Laura’s Law is a temporary, court-supervised, involuntary conservatorship law that would help some of the most vulnerable mentally ill people on our streets. While it will help a small number of the overall population of unhoused people, that handful are the most severely mentally ill, have had several interactions with law enforcement and have the biggest effect on our community’s quality of life. Laura’s Law has been implemented in neighboring counties and is producing positive outcomes for both the homeless and for taxpayers, and Santa Clara County is missing an opportunity to help those who are unable to get help for themselves.
Despite this disappointment, it was satisfying to see that, after many years without significant, focused action, the county made some progress, such as approving the O’Connor and St. Louise hospitals as clinical service sites for homeless individuals who need medical treatment, and enhancement of mental health services at the Santa Clara Valley Medical Center. Countywide, voters approved Measure A, a $950 million affordable housing tax, to fund 120 new housing developments in Santa Clara County, including 4,800 units for extremely low-income individuals and families at risk of homelessness.
Concern remains, however, that the county is not looking at quicker, more easily implemented, and less costly ways to house the unhoused. One strategy that San Jose has utilized is to refurbish older buildings, like the Plaza Hotel, into transitional housing. Refurbishing existing spaces is quicker and cheaper than planning, designing and building new transitional housing.

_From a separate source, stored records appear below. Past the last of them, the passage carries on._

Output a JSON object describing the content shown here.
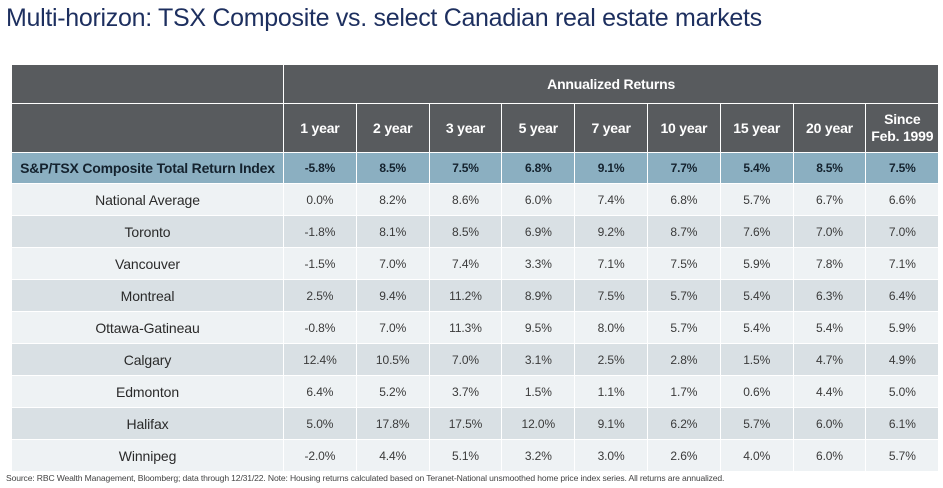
{
  "title": "Multi-horizon: TSX Composite vs. select Canadian real estate markets",
  "table": {
    "group_header": "Annualized Returns",
    "periods": [
      "1 year",
      "2 year",
      "3 year",
      "5 year",
      "7 year",
      "10 year",
      "15 year",
      "20 year",
      "Since Feb. 1999"
    ],
    "period_lines": [
      [
        "1 year"
      ],
      [
        "2 year"
      ],
      [
        "3 year"
      ],
      [
        "5 year"
      ],
      [
        "7 year"
      ],
      [
        "10 year"
      ],
      [
        "15 year"
      ],
      [
        "20 year"
      ],
      [
        "Since",
        "Feb. 1999"
      ]
    ],
    "index_row": {
      "name": "S&P/TSX Composite Total Return Index",
      "values": [
        "-5.8%",
        "8.5%",
        "7.5%",
        "6.8%",
        "9.1%",
        "7.7%",
        "5.4%",
        "8.5%",
        "7.5%"
      ]
    },
    "rows": [
      {
        "name": "National Average",
        "values": [
          "0.0%",
          "8.2%",
          "8.6%",
          "6.0%",
          "7.4%",
          "6.8%",
          "5.7%",
          "6.7%",
          "6.6%"
        ]
      },
      {
        "name": "Toronto",
        "values": [
          "-1.8%",
          "8.1%",
          "8.5%",
          "6.9%",
          "9.2%",
          "8.7%",
          "7.6%",
          "7.0%",
          "7.0%"
        ]
      },
      {
        "name": "Vancouver",
        "values": [
          "-1.5%",
          "7.0%",
          "7.4%",
          "3.3%",
          "7.1%",
          "7.5%",
          "5.9%",
          "7.8%",
          "7.1%"
        ]
      },
      {
        "name": "Montreal",
        "values": [
          "2.5%",
          "9.4%",
          "11.2%",
          "8.9%",
          "7.5%",
          "5.7%",
          "5.4%",
          "6.3%",
          "6.4%"
        ]
      },
      {
        "name": "Ottawa-Gatineau",
        "values": [
          "-0.8%",
          "7.0%",
          "11.3%",
          "9.5%",
          "8.0%",
          "5.7%",
          "5.4%",
          "5.4%",
          "5.9%"
        ]
      },
      {
        "name": "Calgary",
        "values": [
          "12.4%",
          "10.5%",
          "7.0%",
          "3.1%",
          "2.5%",
          "2.8%",
          "1.5%",
          "4.7%",
          "4.9%"
        ]
      },
      {
        "name": "Edmonton",
        "values": [
          "6.4%",
          "5.2%",
          "3.7%",
          "1.5%",
          "1.1%",
          "1.7%",
          "0.6%",
          "4.4%",
          "5.0%"
        ]
      },
      {
        "name": "Halifax",
        "values": [
          "5.0%",
          "17.8%",
          "17.5%",
          "12.0%",
          "9.1%",
          "6.2%",
          "5.7%",
          "6.0%",
          "6.1%"
        ]
      },
      {
        "name": "Winnipeg",
        "values": [
          "-2.0%",
          "4.4%",
          "5.1%",
          "3.2%",
          "3.0%",
          "2.6%",
          "4.0%",
          "6.0%",
          "5.7%"
        ]
      }
    ]
  },
  "footnote": "Source: RBC Wealth Management, Bloomberg; data through 12/31/22. Note: Housing returns calculated based on Teranet-National unsmoothed home price index series. All returns are annualized.",
  "colors": {
    "title": "#1d2f5f",
    "header_bg": "#585b5e",
    "index_row_bg": "#8bafc1",
    "row_light": "#eef2f4",
    "row_dark": "#d9e0e4"
  }
}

The county previously passed up $20 million in foundation funds to put with $50 million in taxpayer funds to help convert the old City Hall Annex building into 150 units of homeless housing and they’re now looking to spend twice the money for nearly half the number of beds. I encourage them not to make that mistake again, when it comes to the existing jail structure. Instead of demolishing the building, they should seriously consider remodeling it into up to 674 beds for the unhoused. Building 674 beds of new transitional housing elsewhere would cost upwards of $404 million.

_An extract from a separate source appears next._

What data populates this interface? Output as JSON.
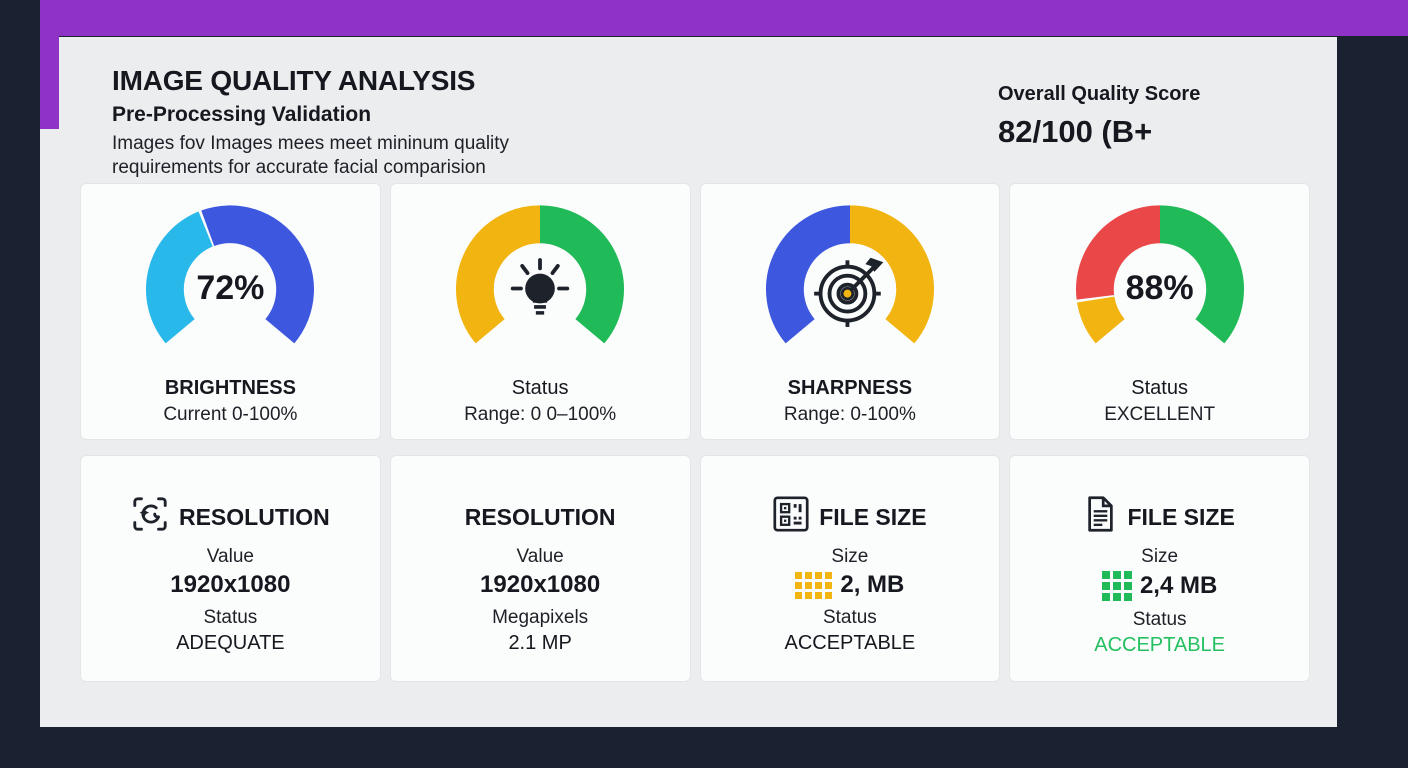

Additionally, the county ought to consider housing uses for the underutilized fairgrounds that have seen three revitalization efforts dating back to 1998 fizzle out (a fourth plan, released back in October, would see it become a “grand public space,” but I’m not holding my breath). The county is encouraged to consider buying existing buildings, even new ones, to address the housing crisis more quickly.
Our residents, and our unhoused, deserve a more urgent response to the crisis of homelessness. I call on the county to revisit Laura’s Law and to find ways to get people into transitional housing faster, and at a lower cost to taxpayers.
Johnny Khamis is a San Jose councilmember first elected in 2012 to represent District 10, which spans Almaden and Blossom valleys.